Maxette PIRBAKAS
Chevalier de la fraude élégante
né(e) le 14 avril 1975
- Affaires
- 2
- Condamnations définitives
- 0
- Amendes
- 0 €
- Inéligibilité
- —
Mandats et fonctions
- Député européenne (2019–2024)
Affaires (2)
Maxette Pirbakas condamnée pour travail dissimulé et licenciement abusif alors qu'elle était député européenne
Moïse Kisoka affirme avoir exercé les fonctions d'assistant parlementaire local de Maxette Pirbakas en Guadeloupe, de février 2021 à octobre 2023, soit deux ans et demi, sans jamais avoir été rémunéré ni avoir signé de contrat de travail. Il réclame le paiement des salaires dus ainsi que l'ensemble des avantages liés à sa fonction. Maxette Pirbakas conteste totalement cette version. Elle soutient que Kisoka s'est impliqué auprès d'elle de son propre chef, en tant que simple militant, dès novembre 2020, lors de la campagne pour les élections régionales de la liste "Alliance Identité Régionale Guadeloupe". Selon elle, aucune fonction officielle ne lui a jamais été confiée. En octobre 2022, alors que les premières plaintes sont déposées aux Prud'hommes, elle qualifie les poursuites de "grotesques et ignominieuses". Le Conseil des Prud'hommes ne retient pas cette défense. Il établit que la relation salariale est une situation de fait, démontrée par les nombreuses correspondances, missions, communiqués de presse et démarches administratives réalisés par Kisoka sous la direction de l'eurodéputée, avec un lien de subordination clairement identifié. Il est également constaté qu'aucune formalité d'embauche n'a été accomplie, ce qui constitue du travail dissimulé.
Maxette Pirbakas, soupçonnée d'avoir détourné de l'argent alors qu'elle présidait la Fédération Départementale des Syndicats d'Exploitants Agricoles (FDSEA) de Guadeloupe
Maxette Pirbakas a présidé la Fédération Départementale des Syndicats d'Exploitants Agricoles (FDSEA) de Guadeloupe de 2017 à 2019. C'est durant cette période que se situent les faits qui lui sont reprochés.

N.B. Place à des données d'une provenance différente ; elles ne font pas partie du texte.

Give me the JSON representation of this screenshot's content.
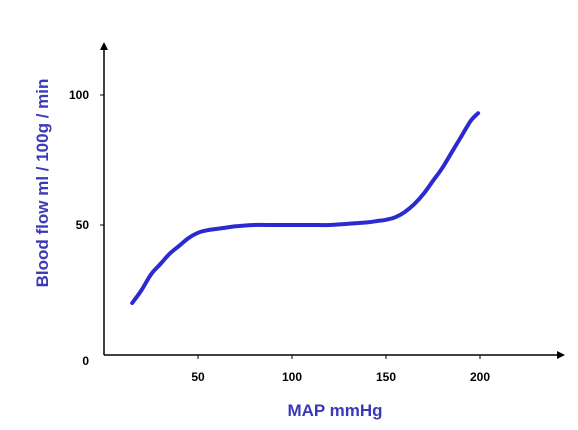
{
  "chart_data": {
    "type": "line",
    "xlabel": "MAP  mmHg",
    "ylabel": "Blood flow  ml / 100g / min",
    "xlim": [
      0,
      240
    ],
    "ylim": [
      0,
      115
    ],
    "x_ticks": [
      50,
      100,
      150,
      200
    ],
    "y_ticks": [
      0,
      50,
      100
    ],
    "grid": false,
    "colors": {
      "line": "#2a2ad0",
      "axis_label": "#3a3ab8",
      "axis": "#000000"
    },
    "series": [
      {
        "x": [
          15,
          20,
          25,
          30,
          35,
          40,
          45,
          50,
          55,
          60,
          65,
          70,
          80,
          90,
          100,
          110,
          120,
          130,
          140,
          145,
          150,
          155,
          160,
          165,
          170,
          175,
          180,
          185,
          190,
          195,
          199
        ],
        "y": [
          20,
          25,
          31,
          35,
          39,
          42,
          45,
          47,
          48,
          48.5,
          49,
          49.5,
          50,
          50,
          50,
          50,
          50,
          50.5,
          51,
          51.5,
          52,
          53,
          55,
          58,
          62,
          67,
          72,
          78,
          84,
          90,
          93
        ]
      }
    ]
  }
}
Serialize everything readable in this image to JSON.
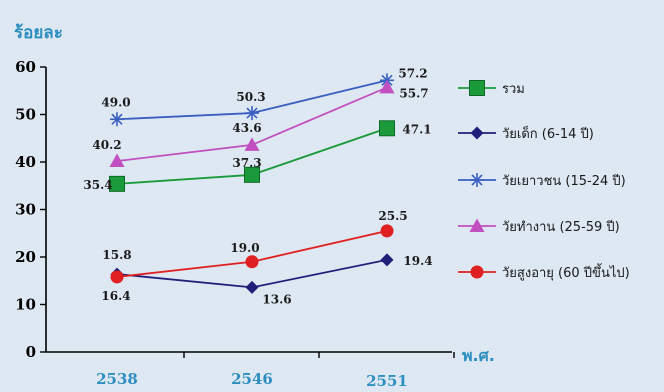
{
  "chart_data": {
    "type": "line",
    "ylabel": "ร้อยละ",
    "xlabel": "พ.ศ.",
    "categories": [
      "2538",
      "2546",
      "2551"
    ],
    "ylim": [
      0,
      60
    ],
    "yticks": [
      0,
      10,
      20,
      30,
      40,
      50,
      60
    ],
    "grid": false,
    "legend_position": "right",
    "series": [
      {
        "name": "รวม",
        "values": [
          35.4,
          37.3,
          47.1
        ],
        "color": "#1a9a3a",
        "marker": "square"
      },
      {
        "name": "วัยเด็ก (6-14 ปี)",
        "values": [
          16.4,
          13.6,
          19.4
        ],
        "color": "#1f1f7a",
        "marker": "diamond"
      },
      {
        "name": "วัยเยาวชน (15-24 ปี)",
        "values": [
          49.0,
          50.3,
          57.2
        ],
        "color": "#3a5fc0",
        "marker": "asterisk"
      },
      {
        "name": "วัยทำงาน (25-59 ปี)",
        "values": [
          40.2,
          43.6,
          55.7
        ],
        "color": "#c24fbf",
        "marker": "triangle"
      },
      {
        "name": "วัยสูงอายุ (60 ปีขึ้นไป)",
        "values": [
          15.8,
          19.0,
          25.5
        ],
        "color": "#e02020",
        "marker": "circle"
      }
    ],
    "data_labels": [
      [
        "35.4",
        "37.3",
        "47.1"
      ],
      [
        "16.4",
        "13.6",
        "19.4"
      ],
      [
        "49.0",
        "50.3",
        "57.2"
      ],
      [
        "40.2",
        "43.6",
        "55.7"
      ],
      [
        "15.8",
        "19.0",
        "25.5"
      ]
    ]
  }
}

En 2021, la section de recherche de la gendarmerie de Pointe-à-Pitre reçoit un courrier anonyme dénonçant des irrégularités au sein de la FDSEA. Une information judiciaire est ouverte, donnant lieu à l'audition de plusieurs membres de la fédération. L'enquête met en lumière plusieurs éléments à charge. D'une part, des retraits en espèces importants, 22 600 € , effectués sur le compte bancaire de la FDSEA, sans aucun justificatif. D'autre part, des dépenses réglées avec la carte bancaire du syndicat sans lien apparent avec son activité : billets d'avion, vêtements, soins cosmétiques, coiffeur, hôtels et restaurants de prestige à Paris (le Georges V, le Napoléon), ainsi que des traites d'un véhicule personnel, une BMW X5. Le total des dépenses non justifiées s'élève à 57 800 €, financées par les cotisations des adhérents. Des faux documents sont également au cœur du dossier : factures et procès-verbaux de réunions auraient été falsifiés pour couvrir ces dépenses, avec des signatures attribuées à Maxette Pirbakas par les enquêteurs. L'affaire est révélée publiquement par Mediapart le 24 avril 2024. Les gendarmes et magistrats de Guadeloupe peinent alors à convoquer l'élue, qu'ils cherchent en vain à ses deux adresses connues, aux Abymes et à Petit-Canal. Maxette Pirbakas, dont le mandat européen touche à sa fin, réagit via un long communiqué sur X, dénonçant une "agression en règle" et niant les faits. Sa défense soutient qu'elle ne détenait pas la carte bancaire du syndicat, que certaines dépenses étaient liées à des missions professionnelles et validées par le conseil d'administration, et que l'affaire s'apparente à une "cabale politique" visant à prendre le contrôle de la fédération.